The Sociological Impact of the Decision:

1) The awareness of the fact that a son and a daughter should be considered on equal footing
while dealing with intestate succession was made among the members of the community.

2) That the women got an opportunity to claim their rights on the property of their intestate
parents which were denied to them for the past 35 years and their claim had a legal sanctity
after all.

3) That daughters were either given property or cash equivalent to their share and such claims
began to be settled more cautiously by men and supported by documents. Now-a-days,
properties are mostly seen to be purchased in the name of sons in Christian families to escape
from litigations (opinion)

4) The verdict enhanced the potential of gender equality within the community

But certain ill-effects were also produced by this decision of the Supreme Court.

1. More property happened to be disposed of by wills during the life-time of the holder itself.

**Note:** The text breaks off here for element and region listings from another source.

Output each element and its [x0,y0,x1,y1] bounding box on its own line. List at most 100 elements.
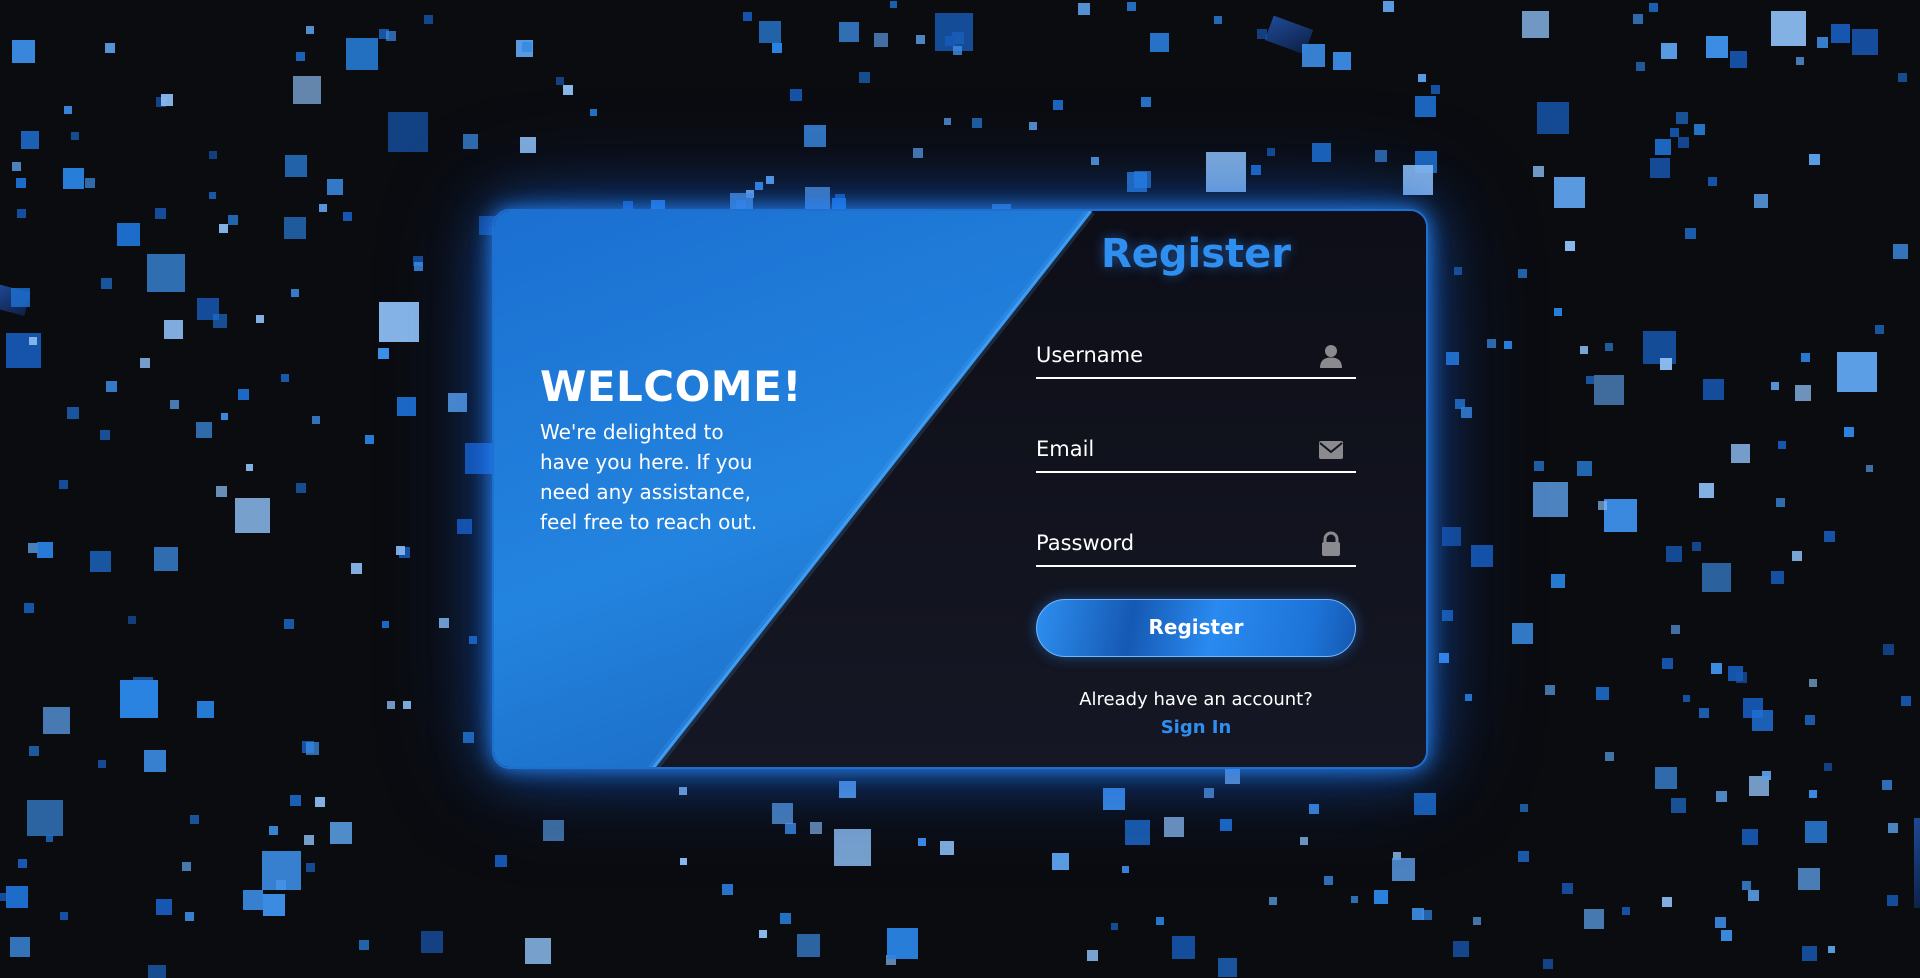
background-particle [1824,531,1835,542]
background-particle [1533,482,1568,517]
background-particle [810,822,822,834]
background-particle [106,381,117,392]
background-particle [46,835,53,842]
background-particle [37,542,53,558]
username-field[interactable]: Username [1036,331,1356,379]
background-particle [469,636,477,644]
background-particle [1125,820,1150,845]
background-particle [1596,687,1609,700]
background-particle [161,94,173,106]
background-particle [1852,29,1878,55]
background-particle [1465,694,1472,701]
background-particle [1586,376,1594,384]
background-particle [1888,823,1898,833]
background-particle [1453,941,1469,957]
background-particle [1901,696,1911,706]
background-particle [359,940,369,950]
background-particle [1454,267,1462,275]
background-particle [556,77,564,85]
background-particle [1351,896,1358,903]
background-particle [246,464,253,471]
background-particle [182,862,191,871]
background-particle [10,937,30,957]
password-field[interactable]: Password [1036,519,1356,567]
background-particle [1225,769,1240,784]
background-particle [859,72,870,83]
background-particle [24,603,34,613]
background-particle [495,855,507,867]
form-title: Register [1100,231,1292,277]
background-particle [98,760,106,768]
background-particle [1731,444,1750,463]
background-particle [1545,685,1555,695]
register-button[interactable]: Register [1036,599,1356,657]
background-particle [1685,228,1696,239]
background-particle [1309,804,1319,814]
background-particle [1164,817,1184,837]
background-particle [296,52,305,61]
background-particle [284,619,294,629]
background-particle [834,829,871,866]
background-particle [1676,112,1688,124]
background-particle [1742,881,1751,890]
background-particle [463,732,474,743]
background-particle [1375,150,1387,162]
background-particle [1091,157,1099,165]
background-particle [1533,166,1544,177]
background-particle [1754,194,1768,208]
background-particle [1824,763,1832,771]
background-particle [1809,154,1820,165]
background-particle [1442,527,1461,546]
background-particle [448,393,467,412]
background-particle [1748,890,1759,901]
background-particle [1392,858,1415,881]
background-particle [1671,798,1686,813]
background-particle [128,616,136,624]
background-particle [315,797,325,807]
background-particle [1520,804,1528,812]
background-particle [296,483,306,493]
background-particle [1220,819,1232,831]
background-particle [1809,790,1817,798]
background-particle [1742,829,1758,845]
user-icon [1320,345,1342,368]
background-particle [101,278,112,289]
background-particle [343,212,352,221]
background-particle [766,176,774,184]
background-particle [1622,907,1630,915]
background-particle [679,787,687,795]
background-particle [1518,269,1527,278]
background-particle [1052,853,1069,870]
background-particle [1584,909,1604,929]
background-particle [386,31,396,41]
background-particle [1771,571,1784,584]
background-particle [196,422,212,438]
email-field[interactable]: Email [1036,425,1356,473]
sign-in-link[interactable]: Sign In [1036,717,1356,738]
background-particle [156,899,172,915]
background-particle [281,374,289,382]
background-particle [304,835,314,845]
background-particle [1257,29,1267,39]
background-particle [940,841,954,855]
background-particle [1655,767,1677,789]
background-particle [1875,325,1884,334]
background-particle [1699,708,1709,718]
background-particle [918,838,926,846]
background-particle [522,42,532,52]
background-particle [1670,128,1679,137]
background-particle [1694,124,1705,135]
background-particle [85,178,95,188]
background-particle [154,547,178,571]
background-particle [543,820,564,841]
background-particle [1649,3,1658,12]
background-particle [306,742,319,755]
background-particle [1605,343,1613,351]
background-particle [1134,171,1151,188]
background-particle [1122,866,1129,873]
background-particle [12,40,35,63]
background-particle [148,965,166,978]
background-particle [100,430,110,440]
background-particle [219,224,228,233]
background-particle [874,33,888,47]
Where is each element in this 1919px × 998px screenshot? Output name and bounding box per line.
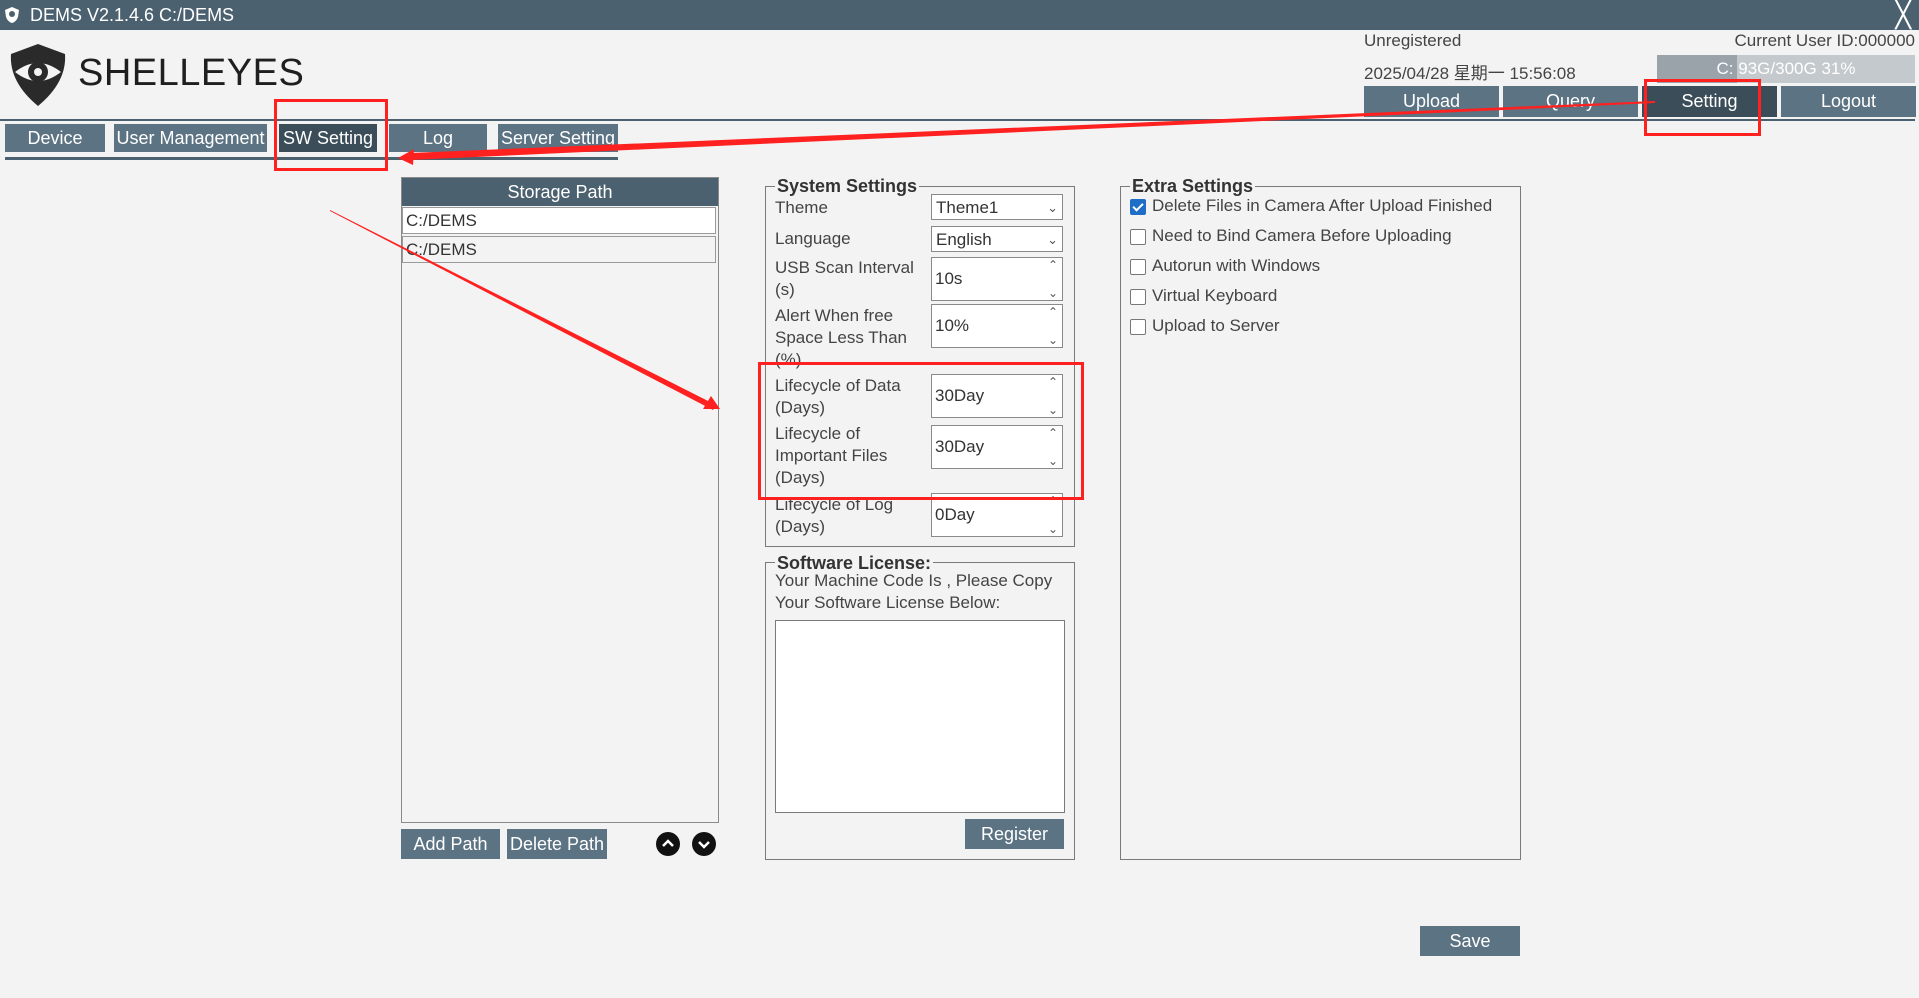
alert-free-space-spinbox[interactable]: 10% ⌃ ⌄ (931, 304, 1063, 348)
storage-path-row[interactable]: C:/DEMS (402, 207, 716, 234)
tab-device[interactable]: Device (5, 124, 105, 152)
alert-free-space-value: 10% (935, 316, 970, 335)
datetime: 2025/04/28 星期一 15:56:08 (1364, 64, 1576, 83)
usb-scan-interval-spinbox[interactable]: 10s ⌃ ⌄ (931, 257, 1063, 301)
current-user-id: Current User ID:000000 (1734, 31, 1915, 50)
language-value: English (936, 230, 992, 249)
chevron-down-icon: ⌄ (1047, 200, 1058, 215)
tab-user-management[interactable]: User Management (114, 124, 267, 152)
chevron-down-icon: ⌄ (1047, 232, 1058, 247)
save-button[interactable]: Save (1420, 926, 1520, 956)
virtual-keyboard-label[interactable]: Virtual Keyboard (1152, 286, 1277, 306)
system-settings-title: System Settings (775, 176, 920, 196)
delete-files-checkbox[interactable] (1130, 199, 1146, 215)
upload-to-server-label[interactable]: Upload to Server (1152, 316, 1280, 336)
storage-path-list[interactable]: Storage Path C:/DEMS C:/DEMS (401, 177, 719, 823)
lifecycle-log-value: 0Day (935, 505, 975, 524)
register-button[interactable]: Register (965, 819, 1064, 849)
storage-path-row[interactable]: C:/DEMS (402, 236, 716, 263)
delete-path-button[interactable]: Delete Path (507, 829, 607, 859)
storage-path-header: Storage Path (402, 178, 718, 206)
delete-files-label[interactable]: Delete Files in Camera After Upload Fini… (1152, 196, 1492, 216)
theme-label: Theme (775, 198, 828, 217)
virtual-keyboard-checkbox[interactable] (1130, 289, 1146, 305)
autorun-checkbox[interactable] (1130, 259, 1146, 275)
language-select[interactable]: English ⌄ (931, 226, 1063, 252)
tab-server-setting[interactable]: Server Setting (498, 124, 618, 152)
license-textarea[interactable] (775, 620, 1065, 813)
move-up-icon[interactable] (656, 832, 680, 856)
move-down-icon[interactable] (692, 832, 716, 856)
query-button[interactable]: Query (1503, 86, 1638, 117)
theme-select[interactable]: Theme1 ⌄ (931, 194, 1063, 220)
chevron-up-icon[interactable]: ⌃ (1048, 258, 1058, 272)
license-instruction: Your Machine Code Is , Please Copy Your … (775, 571, 1053, 612)
chevron-down-icon[interactable]: ⌄ (1048, 522, 1058, 536)
alert-free-space-label: Alert When free Space Less Than (%) (775, 306, 907, 369)
bind-camera-checkbox[interactable] (1130, 229, 1146, 245)
usb-scan-interval-label: USB Scan Interval (s) (775, 258, 914, 299)
shelleyes-logo-icon (10, 44, 66, 106)
upload-to-server-checkbox[interactable] (1130, 319, 1146, 335)
theme-value: Theme1 (936, 198, 999, 217)
annotation-box-sw-setting (274, 99, 388, 171)
extra-settings-title: Extra Settings (1130, 176, 1256, 196)
annotation-box-lifecycle (758, 362, 1084, 500)
window-title: DEMS V2.1.4.6 C:/DEMS (30, 5, 235, 25)
chevron-down-icon[interactable]: ⌄ (1048, 333, 1058, 347)
close-icon[interactable]: ╳ (1895, 1, 1911, 27)
title-bar: DEMS V2.1.4.6 C:/DEMS ╳ (0, 0, 1919, 30)
upload-button[interactable]: Upload (1364, 86, 1499, 117)
chevron-up-icon[interactable]: ⌃ (1048, 305, 1058, 319)
autorun-label[interactable]: Autorun with Windows (1152, 256, 1320, 276)
app-icon (5, 7, 19, 23)
logo-text: SHELLEYES (78, 52, 305, 94)
annotation-box-setting (1644, 79, 1761, 136)
lifecycle-log-label: Lifecycle of Log (Days) (775, 495, 894, 536)
chevron-down-icon[interactable]: ⌄ (1048, 286, 1058, 300)
registration-status: Unregistered (1364, 31, 1462, 50)
tab-log[interactable]: Log (389, 124, 487, 152)
bind-camera-label[interactable]: Need to Bind Camera Before Uploading (1152, 226, 1452, 246)
logout-button[interactable]: Logout (1781, 86, 1916, 117)
language-label: Language (775, 229, 851, 248)
usb-scan-interval-value: 10s (935, 269, 963, 288)
add-path-button[interactable]: Add Path (401, 829, 500, 859)
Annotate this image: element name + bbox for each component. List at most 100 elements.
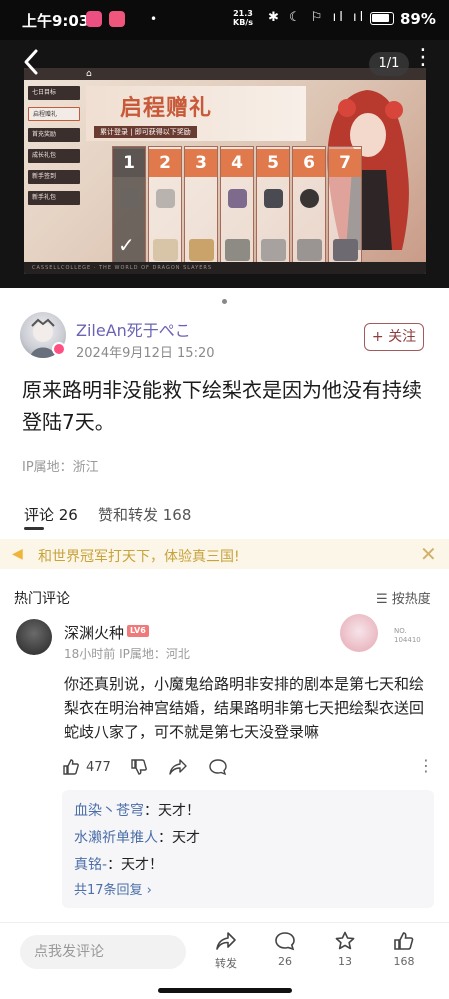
game-topbar: ⌂ — [24, 68, 426, 80]
game-subtitle: 累计登录 | 即可获得以下奖励 — [94, 126, 197, 138]
reward-icon — [261, 239, 286, 261]
comment-count: 26 — [278, 955, 292, 968]
thumbs-up-icon — [384, 931, 424, 955]
reply-text: ：天才！ — [144, 803, 200, 819]
day-number: 5 — [257, 149, 289, 177]
decoration-number-label: NO. — [394, 627, 407, 635]
thumbs-down-icon — [131, 759, 147, 775]
app-notification-icon — [86, 11, 102, 27]
comment-more-button[interactable]: ⋮ — [418, 756, 434, 775]
comment-button[interactable]: 26 — [265, 931, 305, 968]
tab-likes-shares[interactable]: 赞和转发 168 — [98, 504, 191, 525]
favorite-count: 13 — [338, 955, 352, 968]
game-menu: 七日目标 启程赠礼 首充奖励 成长礼包 新手签到 新手礼包 — [28, 86, 80, 212]
status-icons: ✱ ☾ ⚐ ıl ıl — [268, 10, 367, 25]
reward-icon — [120, 189, 139, 208]
reply-box[interactable]: 血染丶苍穹：天才！ 水濑祈单推人：天才 真铭-：天才！ 共17条回复 › — [62, 790, 434, 908]
image-indicator-dot — [222, 299, 227, 304]
share-button[interactable]: 转发 — [206, 931, 246, 971]
reply-item[interactable]: 真铭-：天才！ — [74, 854, 163, 874]
back-button[interactable] — [22, 48, 48, 80]
day-number: 4 — [221, 149, 253, 177]
commenter-decoration — [340, 614, 378, 652]
game-menu-item: 新手签到 — [28, 170, 80, 184]
reward-icon — [333, 239, 358, 261]
reply-author[interactable]: 真铭- — [74, 857, 107, 873]
share-icon — [169, 759, 187, 775]
reply-text: ：天才 — [158, 830, 200, 846]
day-card: 3 — [184, 146, 218, 274]
share-label: 转发 — [215, 957, 237, 970]
status-time: 上午9:03 — [22, 12, 90, 30]
comment-bubble-icon — [265, 931, 305, 955]
post-image[interactable]: ⌂ 七日目标 启程赠礼 首充奖励 成长礼包 新手签到 新手礼包 启程赠礼 累计登… — [24, 68, 426, 274]
reply-item[interactable]: 血染丶苍穹：天才！ — [74, 800, 200, 820]
active-tab-indicator — [24, 527, 44, 530]
day-card: 5 — [256, 146, 290, 274]
game-footer: CASSELLCOLLEGE · THE WORLD OF DRAGON SLA… — [24, 262, 426, 274]
battery-percent: 89% — [400, 10, 436, 28]
home-indicator — [158, 988, 292, 993]
image-page-count: 1/1 — [369, 52, 409, 76]
user-level-badge: LV6 — [127, 625, 149, 637]
commenter-avatar[interactable] — [16, 619, 52, 655]
day-number: 3 — [185, 149, 217, 177]
megaphone-icon: ◀ — [12, 546, 23, 562]
day-number: 1 — [113, 149, 145, 177]
dislike-button[interactable] — [130, 758, 148, 780]
post-tabs: 评论 26 赞和转发 168 — [0, 500, 449, 528]
ad-banner[interactable]: ◀ 和世界冠军打天下，体验真三国! ✕ — [0, 539, 449, 569]
more-vertical-icon: ⋮ — [418, 756, 434, 775]
day-card: 4 — [220, 146, 254, 274]
comment-like-count: 477 — [86, 760, 111, 775]
reward-icon — [297, 239, 322, 261]
game-menu-item: 七日目标 — [28, 86, 80, 100]
claimed-check-icon: ✓ — [118, 233, 135, 257]
like-post-button[interactable]: 168 — [384, 931, 424, 968]
image-viewer[interactable]: ⌂ 七日目标 启程赠礼 首充奖励 成长礼包 新手签到 新手礼包 启程赠礼 累计登… — [0, 40, 449, 288]
day-card: 2 — [148, 146, 182, 274]
day-card: 7 — [328, 146, 362, 274]
day-card: 6 — [292, 146, 326, 274]
network-speed: 21.3 KB/s — [233, 9, 253, 27]
reward-icon — [300, 189, 319, 208]
sort-by-hot-button[interactable]: ☰ 按热度 — [376, 588, 431, 607]
ad-text[interactable]: 和世界冠军打天下，体验真三国! — [38, 546, 240, 566]
more-options-button[interactable]: ⋮ — [412, 47, 434, 78]
commenter-name[interactable]: 深渊火种 — [64, 622, 124, 643]
tab-comments[interactable]: 评论 26 — [24, 504, 78, 525]
reply-button[interactable] — [208, 758, 228, 780]
comment-input[interactable]: 点我发评论 — [20, 935, 186, 969]
reply-item[interactable]: 水濑祈单推人：天才 — [74, 827, 200, 847]
decoration-number: NO. 104410 — [394, 627, 421, 645]
reward-icon — [225, 239, 250, 261]
share-comment-button[interactable] — [168, 758, 188, 780]
notification-dot-icon: • — [150, 12, 158, 26]
hot-comments-title: 热门评论 — [14, 591, 70, 607]
view-all-replies-link[interactable]: 共17条回复 › — [74, 879, 152, 898]
status-bar: 上午9:03 • 21.3 KB/s ✱ ☾ ⚐ ıl ıl 89% — [0, 0, 449, 40]
reward-icon — [189, 239, 214, 261]
game-menu-item: 成长礼包 — [28, 149, 80, 163]
day-card: 1 ✓ — [112, 146, 146, 274]
reply-author[interactable]: 水濑祈单推人 — [74, 830, 158, 846]
author-name[interactable]: ZileAn死于ぺこ — [76, 317, 191, 341]
game-menu-item: 首充奖励 — [28, 128, 80, 142]
battery-icon — [370, 12, 394, 25]
favorite-button[interactable]: 13 — [325, 931, 365, 968]
comment-text: 你还真别说，小魔鬼给路明非安排的剧本是第七天和绘梨衣在明治神宫结婚，结果路明非第… — [64, 675, 425, 741]
network-speed-value: 21.3 — [233, 9, 253, 18]
share-icon — [206, 931, 246, 955]
day-number: 6 — [293, 149, 325, 177]
game-menu-item: 启程赠礼 — [28, 107, 80, 121]
close-ad-button[interactable]: ✕ — [420, 542, 437, 566]
comment-meta: 18小时前 IP属地：河北 — [64, 647, 190, 661]
reply-author[interactable]: 血染丶苍穹 — [74, 803, 144, 819]
decoration-number-value: 104410 — [394, 636, 421, 644]
reward-icon — [228, 189, 247, 208]
follow-button[interactable]: + 关注 — [364, 323, 424, 351]
network-speed-unit: KB/s — [233, 18, 253, 27]
game-title: 启程赠礼 — [120, 96, 213, 121]
game-menu-item: 新手礼包 — [28, 191, 80, 205]
like-button[interactable] — [62, 758, 80, 780]
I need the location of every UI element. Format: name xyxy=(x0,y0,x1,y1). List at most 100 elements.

2. The daughters were compelled to sign documents declaring that their claims had already
been settled.

3. That collusive suits began to be filed by brothers & sisters taking advantage of this
decision, for evading from repayments of huge loan amounts taken by pledging properties as
security, from banks and other Financial Institutions.

4. That Banks and other Financial Institution hesitate to give money by accepting properties
of Christians as security unless it was cleared by a legal opinion that “the Mary Roy decision
is not applicable in this case” by their legal consultants. Circulars were issued by authorities
of such institutions insisting on such legal opinions.